Like Kennesaw, where Mount Paran resides, Augusta is another deep pocket of basketball talent in the Peach State. That’s where Westside competes, with so much talent spread across classifications and even high school governing bodies. Some Augusta schools compete in South Carolina associations.

Patriots coach Jerry Hunter has successfully carved out a championship path for his program, separating it from the rest of the Augusta pack. There’s no secret for how he did it, if you ask.

“It’s our strength and conditioning in the offseason,” Hunter said. “It’s training to understand the lifestyle. We’re not training just to be an excellent basketball player. It’s about commitment, sacrifices, and what it takes to be successful. The work ethic has to be developed. We had the skill, and the trainers do a hell of a job with keeping them in shape, but a work ethic determines a lot, and that’s what I hone in on. Sometimes, it can get frustrating because a lot of it is in the DNA, but what matters is the cake that comes out of the oven.”

The Patriots jumped to a double-digit lead in the championship game and showed no mercy, because they already knew they couldn’t afford to. On Jan. 1, they led South Carolina’s Gray Collegiate 24-6 and lost 62-55.

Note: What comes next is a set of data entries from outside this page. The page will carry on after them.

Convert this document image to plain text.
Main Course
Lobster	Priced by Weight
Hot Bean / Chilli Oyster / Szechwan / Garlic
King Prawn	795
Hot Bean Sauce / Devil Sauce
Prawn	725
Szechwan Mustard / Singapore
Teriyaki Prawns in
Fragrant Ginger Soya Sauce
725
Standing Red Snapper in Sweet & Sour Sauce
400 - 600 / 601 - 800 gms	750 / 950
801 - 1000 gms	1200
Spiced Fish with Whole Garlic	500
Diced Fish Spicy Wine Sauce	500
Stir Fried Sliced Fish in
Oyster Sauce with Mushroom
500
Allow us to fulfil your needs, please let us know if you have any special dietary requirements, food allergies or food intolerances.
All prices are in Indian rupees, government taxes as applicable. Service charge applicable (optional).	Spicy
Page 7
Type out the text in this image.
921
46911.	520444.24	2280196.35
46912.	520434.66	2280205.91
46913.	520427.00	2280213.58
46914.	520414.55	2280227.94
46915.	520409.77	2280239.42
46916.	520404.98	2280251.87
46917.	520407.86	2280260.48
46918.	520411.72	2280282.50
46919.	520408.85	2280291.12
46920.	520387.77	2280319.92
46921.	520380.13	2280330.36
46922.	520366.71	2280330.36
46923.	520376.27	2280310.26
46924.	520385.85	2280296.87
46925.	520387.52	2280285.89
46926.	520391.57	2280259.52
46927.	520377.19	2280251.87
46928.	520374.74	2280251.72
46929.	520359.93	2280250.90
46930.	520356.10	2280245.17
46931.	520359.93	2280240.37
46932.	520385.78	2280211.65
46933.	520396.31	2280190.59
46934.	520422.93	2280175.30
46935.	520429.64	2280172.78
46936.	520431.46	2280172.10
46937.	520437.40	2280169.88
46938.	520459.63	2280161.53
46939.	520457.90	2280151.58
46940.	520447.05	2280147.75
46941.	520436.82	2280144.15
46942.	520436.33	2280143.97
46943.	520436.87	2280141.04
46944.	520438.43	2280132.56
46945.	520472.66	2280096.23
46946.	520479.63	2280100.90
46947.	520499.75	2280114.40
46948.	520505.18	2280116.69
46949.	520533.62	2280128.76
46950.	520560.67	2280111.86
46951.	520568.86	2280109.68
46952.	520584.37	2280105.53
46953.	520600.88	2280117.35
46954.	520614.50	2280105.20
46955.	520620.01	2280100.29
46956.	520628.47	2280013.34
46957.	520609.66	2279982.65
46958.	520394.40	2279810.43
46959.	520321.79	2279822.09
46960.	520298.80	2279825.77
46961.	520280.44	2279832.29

“The beginning of the state championship game mirrored the beginning of the Gray Collegiate game,” Hunter said. “We’ve been there before, and we knew that, just because we were ahead so many possessions, that doesn’t guarantee the win. It didn’t matter who was on the floor (against Toombs County), we were going hard.”

Hunter credits senior Demarco Middelton for being the glue of this year’s team, and he was the biggest link from the previous two championships won with 2A player of the year Khalon Hudson and Jalexs Ewing. Middleton adapting within his role, which allowed his teammates to grow, is a big reason the Patriots three-peated.

“What made (three-peating) so difficult is that everyone wanted the cape,” Hunter said. “We had four or five guys who wanted to be the next Khalon, the next Jalexs. It’s about the chemistry, and making sure you’re not placing too much responsibility on one player, or the wrong responsibility for a player. At first, Demarco thought he needed to score 20 points a game for us to win. I told him, no, we’ve won with you averaging 12 points and seven assists. Khalon and Jalexs were a lot of those assists, and now you just have to find where those seven assists will come from.”

Bobby Blackwell and Lavonta Ivery were two more key seniors who made a difference this year as the Patriots reshaped their identity.

“We were a box of crayons trying to make sure we had the right colors on the floor at the same time,” Hunter said. “It was an experiment with multiple colors, and the ones you might not think mix well sometimes become special. Once the rainbow is created, it’s the pot of gold on the other end that matters.”

If the growing pains of installing work ethic and a new identity were the ingredients for the cake, last week’s blowout win was, as Hunter said, “the icing.”